Issue (i): Whether the amount received by the State Bank of India from the Unit Trust of India was dividend and entitled to deduction under section 80M of the Income-tax Act, 1961.
Analysis: The statutory scheme of the Unit Trust of India Act, 1963 distinguishes between initial capital contributed by contributing institutions and unit capital held by unit-holders, but the mechanism for distribution of income under section 25A treats the distributed income of both as dividend. Section 32(3) creates a deeming provision only for unit-holders, to avoid an argument that their receipts were not dividend because they were not shareholders. The absence of a similar deeming provision for contributors does not change the character of the distribution received by an initial contributor.

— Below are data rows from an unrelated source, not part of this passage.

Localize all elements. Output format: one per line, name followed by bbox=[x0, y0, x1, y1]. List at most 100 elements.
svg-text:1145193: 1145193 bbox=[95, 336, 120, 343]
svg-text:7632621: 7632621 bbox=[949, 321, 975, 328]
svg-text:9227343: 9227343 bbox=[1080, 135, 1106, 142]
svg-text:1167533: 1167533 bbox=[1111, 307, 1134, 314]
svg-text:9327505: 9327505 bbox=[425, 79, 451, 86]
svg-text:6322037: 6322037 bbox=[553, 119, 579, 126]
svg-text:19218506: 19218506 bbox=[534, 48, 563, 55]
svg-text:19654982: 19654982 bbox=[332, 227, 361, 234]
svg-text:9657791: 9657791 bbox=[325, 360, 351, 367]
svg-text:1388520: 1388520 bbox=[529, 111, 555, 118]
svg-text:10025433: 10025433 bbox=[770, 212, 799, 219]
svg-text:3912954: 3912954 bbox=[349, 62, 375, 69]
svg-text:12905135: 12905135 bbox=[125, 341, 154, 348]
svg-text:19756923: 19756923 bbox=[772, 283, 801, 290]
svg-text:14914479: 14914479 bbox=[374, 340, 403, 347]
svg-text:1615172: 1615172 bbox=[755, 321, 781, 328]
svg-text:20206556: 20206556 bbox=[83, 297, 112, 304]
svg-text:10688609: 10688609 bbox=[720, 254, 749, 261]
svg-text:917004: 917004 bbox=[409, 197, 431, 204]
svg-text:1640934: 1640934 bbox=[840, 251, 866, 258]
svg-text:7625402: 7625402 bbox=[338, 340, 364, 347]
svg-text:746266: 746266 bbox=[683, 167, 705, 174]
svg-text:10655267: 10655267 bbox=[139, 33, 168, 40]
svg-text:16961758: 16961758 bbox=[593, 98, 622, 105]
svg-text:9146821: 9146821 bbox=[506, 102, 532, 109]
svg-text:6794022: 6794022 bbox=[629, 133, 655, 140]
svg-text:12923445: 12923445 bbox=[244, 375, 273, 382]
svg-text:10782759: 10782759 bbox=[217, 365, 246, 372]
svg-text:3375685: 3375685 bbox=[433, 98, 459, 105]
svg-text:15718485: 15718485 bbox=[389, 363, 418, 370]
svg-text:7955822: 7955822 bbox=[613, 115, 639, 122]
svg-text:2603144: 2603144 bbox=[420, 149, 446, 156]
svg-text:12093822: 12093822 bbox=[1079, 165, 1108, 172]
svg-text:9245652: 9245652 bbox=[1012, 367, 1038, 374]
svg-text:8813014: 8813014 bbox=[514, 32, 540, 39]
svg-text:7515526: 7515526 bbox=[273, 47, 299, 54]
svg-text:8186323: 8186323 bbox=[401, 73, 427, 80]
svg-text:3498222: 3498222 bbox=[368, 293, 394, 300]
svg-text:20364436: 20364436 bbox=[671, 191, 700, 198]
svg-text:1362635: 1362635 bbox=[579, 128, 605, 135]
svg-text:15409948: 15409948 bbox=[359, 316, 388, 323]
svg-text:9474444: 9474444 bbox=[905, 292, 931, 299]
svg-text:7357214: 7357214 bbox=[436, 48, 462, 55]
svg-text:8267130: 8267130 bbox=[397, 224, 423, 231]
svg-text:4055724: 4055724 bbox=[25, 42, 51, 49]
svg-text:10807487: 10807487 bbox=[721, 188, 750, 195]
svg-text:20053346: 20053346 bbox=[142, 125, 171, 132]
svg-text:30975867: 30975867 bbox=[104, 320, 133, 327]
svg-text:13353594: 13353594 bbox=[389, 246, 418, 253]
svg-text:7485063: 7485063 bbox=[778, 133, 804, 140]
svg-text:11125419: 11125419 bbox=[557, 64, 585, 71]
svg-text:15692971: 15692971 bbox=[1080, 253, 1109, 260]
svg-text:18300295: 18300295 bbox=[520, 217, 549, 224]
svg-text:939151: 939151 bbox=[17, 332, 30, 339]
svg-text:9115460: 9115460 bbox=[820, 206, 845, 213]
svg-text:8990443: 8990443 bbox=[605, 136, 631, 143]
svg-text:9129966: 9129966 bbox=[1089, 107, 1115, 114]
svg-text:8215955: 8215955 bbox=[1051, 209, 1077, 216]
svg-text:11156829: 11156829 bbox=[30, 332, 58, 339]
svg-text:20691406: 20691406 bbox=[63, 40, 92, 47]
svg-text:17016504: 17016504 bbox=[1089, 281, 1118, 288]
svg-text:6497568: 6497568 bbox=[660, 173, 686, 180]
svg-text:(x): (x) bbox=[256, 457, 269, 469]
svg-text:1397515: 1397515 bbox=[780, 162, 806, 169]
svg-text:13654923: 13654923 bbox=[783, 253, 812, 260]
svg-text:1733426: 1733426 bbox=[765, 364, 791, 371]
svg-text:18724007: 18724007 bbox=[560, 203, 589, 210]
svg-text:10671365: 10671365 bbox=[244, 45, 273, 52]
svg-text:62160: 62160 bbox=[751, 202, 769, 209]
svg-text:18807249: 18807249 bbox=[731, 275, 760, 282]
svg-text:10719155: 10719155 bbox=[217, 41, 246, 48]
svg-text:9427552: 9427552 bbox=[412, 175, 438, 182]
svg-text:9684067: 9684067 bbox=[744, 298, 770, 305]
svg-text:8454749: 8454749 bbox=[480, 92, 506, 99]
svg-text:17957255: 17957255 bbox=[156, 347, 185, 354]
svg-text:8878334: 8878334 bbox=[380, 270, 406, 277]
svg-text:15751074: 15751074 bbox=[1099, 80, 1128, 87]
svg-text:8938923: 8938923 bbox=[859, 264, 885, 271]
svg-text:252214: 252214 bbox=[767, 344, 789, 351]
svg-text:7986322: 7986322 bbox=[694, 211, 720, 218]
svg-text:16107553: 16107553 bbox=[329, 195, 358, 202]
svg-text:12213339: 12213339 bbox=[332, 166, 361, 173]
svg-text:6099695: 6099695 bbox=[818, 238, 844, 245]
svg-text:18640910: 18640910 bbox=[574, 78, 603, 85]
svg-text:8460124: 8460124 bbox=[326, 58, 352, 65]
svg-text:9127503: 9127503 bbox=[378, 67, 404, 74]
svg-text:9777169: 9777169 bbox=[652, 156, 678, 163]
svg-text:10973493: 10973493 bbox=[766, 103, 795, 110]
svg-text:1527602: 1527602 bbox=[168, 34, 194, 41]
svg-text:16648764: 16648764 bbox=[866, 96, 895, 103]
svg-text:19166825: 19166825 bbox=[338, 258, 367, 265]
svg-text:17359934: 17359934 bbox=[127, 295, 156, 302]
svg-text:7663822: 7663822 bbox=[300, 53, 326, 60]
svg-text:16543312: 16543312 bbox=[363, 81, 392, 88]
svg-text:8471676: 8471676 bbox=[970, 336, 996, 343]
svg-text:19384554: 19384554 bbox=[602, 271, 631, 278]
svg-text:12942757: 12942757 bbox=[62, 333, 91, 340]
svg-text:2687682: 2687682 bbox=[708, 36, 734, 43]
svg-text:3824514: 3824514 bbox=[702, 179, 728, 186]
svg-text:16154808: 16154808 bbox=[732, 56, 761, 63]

Conclusion: The amount received was dividend and the assessee was entitled to deduction under section 80M.
Issue (ii): Whether the amount credited to the suspense account was taxable in the assessment year in question.
Analysis: The question was governed by the principles laid down by the Supreme Court in relation to recognition of income in bank suspense accounts.
Conclusion: The amount credited to the suspense account was not taxable in the assessment year in question.
Issue (iii): Whether the amount credited to the interest suspense account was taxable in the assessment year in question.
Analysis: The question was governed by the principles applied in the decisions dealing with recognition of interest income in banking matters.
Conclusion: The amount credited to the interest suspense account was taxable in the assessment year in question.
Issue (iv): Whether the subsidy given by the State Bank of India to subsidiary branches was revenue expenditure and allowable as business deduction.
Analysis: The claim was covered by the court's earlier decision on the same expenditure pattern, which treated the subsidy as incurred on revenue account for the purposes of business deduction.
Conclusion: The subsidy was revenue expenditure and allowable as business deduction.
Final Conclusion: The references were answered in substance in favour of the assessee on all the questions decided, leaving no surviving dispute on the merits.
Ratio Decidendi: Under the Unit Trust of India Act, 1963, income distributed to an initial contributor is dividend for income-tax purposes, and bank income recognition must follow settled principles governing suspense and interest suspense accounts.